De Beers 3Q Diamond Production -31%‎
Post Date: 27 Oct 2012 Viewed: 370
De Beers production fell 31 percent year on year to 6.375 million carats in the third quarter of 2012, according to parent company Anglo American. The decline resulted from difficult market conditions and a slope failure at its flagship Jwaneng mine during June that temporarily prevented access to the mine’s main ore body.
Anglo American noted that market conditions reflected a combination of a softening in the polished diamond market and a credit constrained rough diamond market.
De Beers continues to focus its operations on maintenance, waste stripping and safety improvements, which has been its strategy since the fourth quarter of 2011 and will help ensure that its mines are well positioned to respond to an increase in demand once market conditions improve. As a result, De Beers production fell 20 percent to 19.824 million carats during the first nine months of 2012.
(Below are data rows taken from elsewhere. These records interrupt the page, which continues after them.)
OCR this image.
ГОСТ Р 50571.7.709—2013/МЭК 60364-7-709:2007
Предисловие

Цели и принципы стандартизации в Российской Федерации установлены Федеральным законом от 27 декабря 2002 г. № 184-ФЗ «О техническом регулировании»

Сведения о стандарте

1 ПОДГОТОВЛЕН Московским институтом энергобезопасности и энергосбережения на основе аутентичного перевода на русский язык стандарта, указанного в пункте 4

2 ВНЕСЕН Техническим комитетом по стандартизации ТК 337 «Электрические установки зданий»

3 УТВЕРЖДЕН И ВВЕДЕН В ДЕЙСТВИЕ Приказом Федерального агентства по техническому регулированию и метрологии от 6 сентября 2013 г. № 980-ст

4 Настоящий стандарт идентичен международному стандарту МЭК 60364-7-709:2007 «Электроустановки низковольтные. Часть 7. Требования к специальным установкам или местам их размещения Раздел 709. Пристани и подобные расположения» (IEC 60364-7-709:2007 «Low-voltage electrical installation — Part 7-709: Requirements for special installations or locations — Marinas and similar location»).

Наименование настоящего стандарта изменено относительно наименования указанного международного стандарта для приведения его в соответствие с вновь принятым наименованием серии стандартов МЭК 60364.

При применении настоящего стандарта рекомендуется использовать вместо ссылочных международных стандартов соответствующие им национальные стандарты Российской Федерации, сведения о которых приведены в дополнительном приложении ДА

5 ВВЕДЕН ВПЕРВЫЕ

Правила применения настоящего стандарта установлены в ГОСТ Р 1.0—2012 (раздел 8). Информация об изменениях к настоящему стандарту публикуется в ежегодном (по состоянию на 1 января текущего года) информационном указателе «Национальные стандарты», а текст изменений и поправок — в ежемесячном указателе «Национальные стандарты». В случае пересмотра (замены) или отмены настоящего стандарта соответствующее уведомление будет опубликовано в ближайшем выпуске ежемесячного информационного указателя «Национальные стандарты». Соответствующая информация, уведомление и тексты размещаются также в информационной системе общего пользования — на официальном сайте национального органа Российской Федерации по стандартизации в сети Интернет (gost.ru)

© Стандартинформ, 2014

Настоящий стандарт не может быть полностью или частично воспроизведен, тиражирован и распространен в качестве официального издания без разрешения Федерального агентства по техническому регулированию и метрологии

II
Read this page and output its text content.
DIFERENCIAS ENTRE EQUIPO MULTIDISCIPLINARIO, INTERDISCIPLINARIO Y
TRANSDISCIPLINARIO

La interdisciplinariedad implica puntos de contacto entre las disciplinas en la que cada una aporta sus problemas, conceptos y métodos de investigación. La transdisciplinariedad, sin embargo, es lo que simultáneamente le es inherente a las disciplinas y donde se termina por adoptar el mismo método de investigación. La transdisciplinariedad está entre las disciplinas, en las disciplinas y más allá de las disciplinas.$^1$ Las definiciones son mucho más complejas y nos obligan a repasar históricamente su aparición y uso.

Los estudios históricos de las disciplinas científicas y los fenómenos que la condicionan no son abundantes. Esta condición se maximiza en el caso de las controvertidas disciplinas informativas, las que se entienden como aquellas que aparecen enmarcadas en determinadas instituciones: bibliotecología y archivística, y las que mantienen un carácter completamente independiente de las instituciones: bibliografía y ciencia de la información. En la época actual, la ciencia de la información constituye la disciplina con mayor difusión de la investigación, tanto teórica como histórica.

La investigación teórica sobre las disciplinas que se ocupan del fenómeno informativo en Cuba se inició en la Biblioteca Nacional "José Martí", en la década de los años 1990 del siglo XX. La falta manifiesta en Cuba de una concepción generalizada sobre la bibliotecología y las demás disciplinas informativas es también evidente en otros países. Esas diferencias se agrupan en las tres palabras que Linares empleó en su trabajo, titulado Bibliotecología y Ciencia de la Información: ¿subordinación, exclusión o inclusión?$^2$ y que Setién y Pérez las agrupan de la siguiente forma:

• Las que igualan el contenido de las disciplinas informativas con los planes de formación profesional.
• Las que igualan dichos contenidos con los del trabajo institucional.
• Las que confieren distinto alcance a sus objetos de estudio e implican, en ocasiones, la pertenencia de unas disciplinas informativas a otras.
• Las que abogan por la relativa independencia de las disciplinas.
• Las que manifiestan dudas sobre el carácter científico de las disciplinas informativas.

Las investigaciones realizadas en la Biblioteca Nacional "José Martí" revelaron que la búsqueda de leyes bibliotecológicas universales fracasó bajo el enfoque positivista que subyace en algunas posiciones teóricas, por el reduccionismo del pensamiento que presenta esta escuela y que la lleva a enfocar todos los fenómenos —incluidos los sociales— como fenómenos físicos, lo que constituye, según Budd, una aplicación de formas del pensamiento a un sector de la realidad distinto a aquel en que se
As production has declined, management said it will be unable to meet sightholder short-term demand as expressed by their initial applications for goods for the year. De Beers rough sales to sightholders have decreased by 17 percent to $4.74 billion in the first 10 months of 2012, according to Rapaport estimates.
The next De Beers sight is scheduled to take place on November 5. Anglo American owns 85 percent of De Beers with Botswana's government holding the remaining 15 percent.